Free online porn, which is easily accessible and viewed by most Australian men, sometimes depicts violent and degrading acts against women. Pornography, however, is not one monolithic thing. Some porn shows consensual, even loving activity. Evidence on the effect of watching porn is as mixed as the content in porn, but most reliable research suggests that adult men who have hostile attitudes to women and sex will reinforce those attitudes when they watch violent and aggressive porn. Adult men who don’t have such attitudes don’t routinely watch that kind of porn for sexual gratification and it doesn’t seem to affect their belief in rape myths if they do see it. The proliferation of free online porn is relatively recent, so research on the effect of porn on children and young people is still emerging. Some research indicates porn is ‘normalizing sex acts that most women do not enjoy and may experience as degrading, painful, or violating’ but sex, sexuality and beliefs are so complex it’s difficult to pin them all on one activity.

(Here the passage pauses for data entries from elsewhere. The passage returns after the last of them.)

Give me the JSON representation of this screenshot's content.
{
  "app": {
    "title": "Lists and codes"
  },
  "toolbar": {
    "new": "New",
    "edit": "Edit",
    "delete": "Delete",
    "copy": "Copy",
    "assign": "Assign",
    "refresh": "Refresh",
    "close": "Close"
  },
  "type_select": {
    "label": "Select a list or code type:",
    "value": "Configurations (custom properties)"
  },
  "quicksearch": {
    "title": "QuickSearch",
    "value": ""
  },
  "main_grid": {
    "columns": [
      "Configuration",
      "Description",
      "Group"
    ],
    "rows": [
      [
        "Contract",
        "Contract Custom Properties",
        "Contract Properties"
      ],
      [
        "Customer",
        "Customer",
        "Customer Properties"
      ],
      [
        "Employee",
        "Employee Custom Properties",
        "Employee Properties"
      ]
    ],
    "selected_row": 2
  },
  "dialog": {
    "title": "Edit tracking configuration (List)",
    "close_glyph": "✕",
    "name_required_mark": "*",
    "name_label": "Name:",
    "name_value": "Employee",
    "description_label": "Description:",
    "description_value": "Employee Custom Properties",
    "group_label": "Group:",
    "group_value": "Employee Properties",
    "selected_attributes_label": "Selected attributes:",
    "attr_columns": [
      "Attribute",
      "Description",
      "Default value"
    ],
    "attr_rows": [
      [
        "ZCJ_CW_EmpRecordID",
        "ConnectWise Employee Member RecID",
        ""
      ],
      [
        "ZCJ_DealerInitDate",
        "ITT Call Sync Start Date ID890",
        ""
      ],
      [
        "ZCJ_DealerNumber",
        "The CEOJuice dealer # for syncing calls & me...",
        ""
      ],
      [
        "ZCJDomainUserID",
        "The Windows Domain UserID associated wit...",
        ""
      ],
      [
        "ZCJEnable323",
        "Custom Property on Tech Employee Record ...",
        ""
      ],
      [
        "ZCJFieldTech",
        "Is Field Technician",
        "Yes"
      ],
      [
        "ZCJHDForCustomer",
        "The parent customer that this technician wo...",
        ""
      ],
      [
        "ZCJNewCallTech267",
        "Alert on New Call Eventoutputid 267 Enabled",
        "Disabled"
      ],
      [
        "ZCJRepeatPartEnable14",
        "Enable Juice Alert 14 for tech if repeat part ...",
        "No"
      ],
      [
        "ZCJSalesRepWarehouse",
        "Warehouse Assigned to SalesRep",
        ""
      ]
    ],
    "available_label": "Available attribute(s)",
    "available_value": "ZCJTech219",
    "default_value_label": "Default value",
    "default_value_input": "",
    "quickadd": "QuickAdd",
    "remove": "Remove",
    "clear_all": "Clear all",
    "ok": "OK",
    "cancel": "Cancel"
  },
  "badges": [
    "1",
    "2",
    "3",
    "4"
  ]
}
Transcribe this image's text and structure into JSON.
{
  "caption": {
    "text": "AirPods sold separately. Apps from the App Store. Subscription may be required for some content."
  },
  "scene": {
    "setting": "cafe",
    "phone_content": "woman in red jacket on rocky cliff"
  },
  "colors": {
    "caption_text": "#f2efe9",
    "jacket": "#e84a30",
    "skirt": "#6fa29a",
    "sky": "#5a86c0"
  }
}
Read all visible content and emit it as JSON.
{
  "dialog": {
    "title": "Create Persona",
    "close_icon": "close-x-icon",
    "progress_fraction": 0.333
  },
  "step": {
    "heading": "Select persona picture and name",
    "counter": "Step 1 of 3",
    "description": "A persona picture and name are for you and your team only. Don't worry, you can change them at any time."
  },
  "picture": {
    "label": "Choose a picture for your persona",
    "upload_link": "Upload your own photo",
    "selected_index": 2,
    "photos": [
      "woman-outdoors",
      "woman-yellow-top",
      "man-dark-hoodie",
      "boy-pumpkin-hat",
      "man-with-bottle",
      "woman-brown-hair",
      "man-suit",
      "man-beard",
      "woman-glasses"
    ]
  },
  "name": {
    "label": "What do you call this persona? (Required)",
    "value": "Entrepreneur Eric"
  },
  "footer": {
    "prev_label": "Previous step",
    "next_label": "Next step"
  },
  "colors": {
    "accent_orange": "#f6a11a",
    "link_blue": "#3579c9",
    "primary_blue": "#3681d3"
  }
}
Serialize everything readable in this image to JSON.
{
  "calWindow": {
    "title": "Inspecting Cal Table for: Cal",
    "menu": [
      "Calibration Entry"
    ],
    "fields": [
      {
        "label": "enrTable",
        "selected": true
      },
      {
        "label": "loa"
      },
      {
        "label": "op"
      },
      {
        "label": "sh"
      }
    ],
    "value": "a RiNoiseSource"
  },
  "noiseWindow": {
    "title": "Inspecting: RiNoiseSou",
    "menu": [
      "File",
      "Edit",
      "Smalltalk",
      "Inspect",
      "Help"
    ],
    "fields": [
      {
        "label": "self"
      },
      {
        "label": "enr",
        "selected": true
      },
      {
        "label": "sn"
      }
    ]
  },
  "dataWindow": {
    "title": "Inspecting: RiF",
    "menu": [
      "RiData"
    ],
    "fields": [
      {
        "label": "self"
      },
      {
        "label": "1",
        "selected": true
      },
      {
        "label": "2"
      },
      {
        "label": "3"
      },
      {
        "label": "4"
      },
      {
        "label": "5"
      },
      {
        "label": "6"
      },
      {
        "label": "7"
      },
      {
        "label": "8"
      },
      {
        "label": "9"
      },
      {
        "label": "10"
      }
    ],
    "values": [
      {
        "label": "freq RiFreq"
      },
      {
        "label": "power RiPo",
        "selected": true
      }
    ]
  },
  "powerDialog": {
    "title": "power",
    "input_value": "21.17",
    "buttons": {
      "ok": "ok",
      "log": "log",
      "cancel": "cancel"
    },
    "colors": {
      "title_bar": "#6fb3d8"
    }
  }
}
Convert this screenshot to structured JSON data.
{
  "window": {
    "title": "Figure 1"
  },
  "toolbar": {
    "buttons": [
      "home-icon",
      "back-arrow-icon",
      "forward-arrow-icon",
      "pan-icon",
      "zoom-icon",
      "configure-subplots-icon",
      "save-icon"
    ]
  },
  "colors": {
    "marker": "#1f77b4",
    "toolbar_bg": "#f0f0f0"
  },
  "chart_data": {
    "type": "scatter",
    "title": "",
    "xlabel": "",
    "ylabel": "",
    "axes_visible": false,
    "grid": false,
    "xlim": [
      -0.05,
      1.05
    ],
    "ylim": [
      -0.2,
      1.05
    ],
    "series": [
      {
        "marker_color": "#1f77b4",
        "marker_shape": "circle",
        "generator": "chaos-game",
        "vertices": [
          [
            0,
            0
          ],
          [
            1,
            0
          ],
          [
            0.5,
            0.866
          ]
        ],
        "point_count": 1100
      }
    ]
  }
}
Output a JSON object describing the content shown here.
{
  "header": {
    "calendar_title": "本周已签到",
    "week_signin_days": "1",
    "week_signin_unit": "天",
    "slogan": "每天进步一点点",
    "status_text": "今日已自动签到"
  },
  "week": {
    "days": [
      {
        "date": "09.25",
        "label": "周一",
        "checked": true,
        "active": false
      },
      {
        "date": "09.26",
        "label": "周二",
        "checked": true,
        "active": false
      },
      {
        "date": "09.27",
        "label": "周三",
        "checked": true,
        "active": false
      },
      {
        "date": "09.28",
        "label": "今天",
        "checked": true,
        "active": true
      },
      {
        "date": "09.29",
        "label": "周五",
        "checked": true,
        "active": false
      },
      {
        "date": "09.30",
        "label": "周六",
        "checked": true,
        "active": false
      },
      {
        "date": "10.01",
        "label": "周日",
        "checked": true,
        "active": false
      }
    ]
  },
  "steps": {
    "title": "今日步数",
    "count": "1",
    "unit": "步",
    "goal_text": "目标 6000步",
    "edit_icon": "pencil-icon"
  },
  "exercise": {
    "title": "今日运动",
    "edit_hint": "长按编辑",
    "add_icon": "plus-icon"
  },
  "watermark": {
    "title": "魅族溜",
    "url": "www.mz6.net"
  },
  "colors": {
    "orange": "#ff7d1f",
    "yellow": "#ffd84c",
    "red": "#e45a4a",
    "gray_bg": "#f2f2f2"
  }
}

All these occurrences don’t operate independently. The myths that start in childhood are confirmed by widespread and consistent repetition over a lifetime of consuming stories and ideas. Even when they just flicker across our screen, each tiny instance reinforces the thousands that came before, until they harden into unexamined belief that they must be true, if only because they’ve always been true.
This is not to say we’re all wandering about pinning RAPIST signs on black men, giving comforting hugs to slim white girls who regret consensual sex, and stoning older women when they tell us about martial rape. Nor does it mean every police officer and juror who hears a rape allegation is briming over with misogyny, eager to colour the case with shrieks about lying sluts and hard-done-by white men. That’s not how rape myths work. They’re movable, changeable, sub-conscious beliefs that form over time and sit in the back of our minds to help us manage difficult or complex situations. Rape myths are a familiar story that repetition has turned into a reliable and relatable story. Most people probably don’t think about it very much, but if they are given what they need to replace that story with a new one that makes emotional sense as well as logical sense, they can and will change their beliefs.
Where this becomes difficult is in the strength of the real rape story and the dearth of stories that don’t fit that script.
Historically, rape was a crime against property, in which a man either abducted a woman to marry her and claim any wealth owed to her husband, or ‘stole’ her virginity and thereby reduce her value as a potential wife. This was not a crime against the woman who was raped, rather it was a crime against the man who owned the right to her body and property. Ownership demands exclusivity.
The Online Etymology Dictionary says the word rape probably comes from the Latin rapere, meaning to ‘seize, carry off by force, abduct’. Interesting, the word ‘rape’ has never been used in legislation about sexual violence against children. Possibly because sexually abusing children did not confer property rights upon the abuser, particularly if the child was a boy.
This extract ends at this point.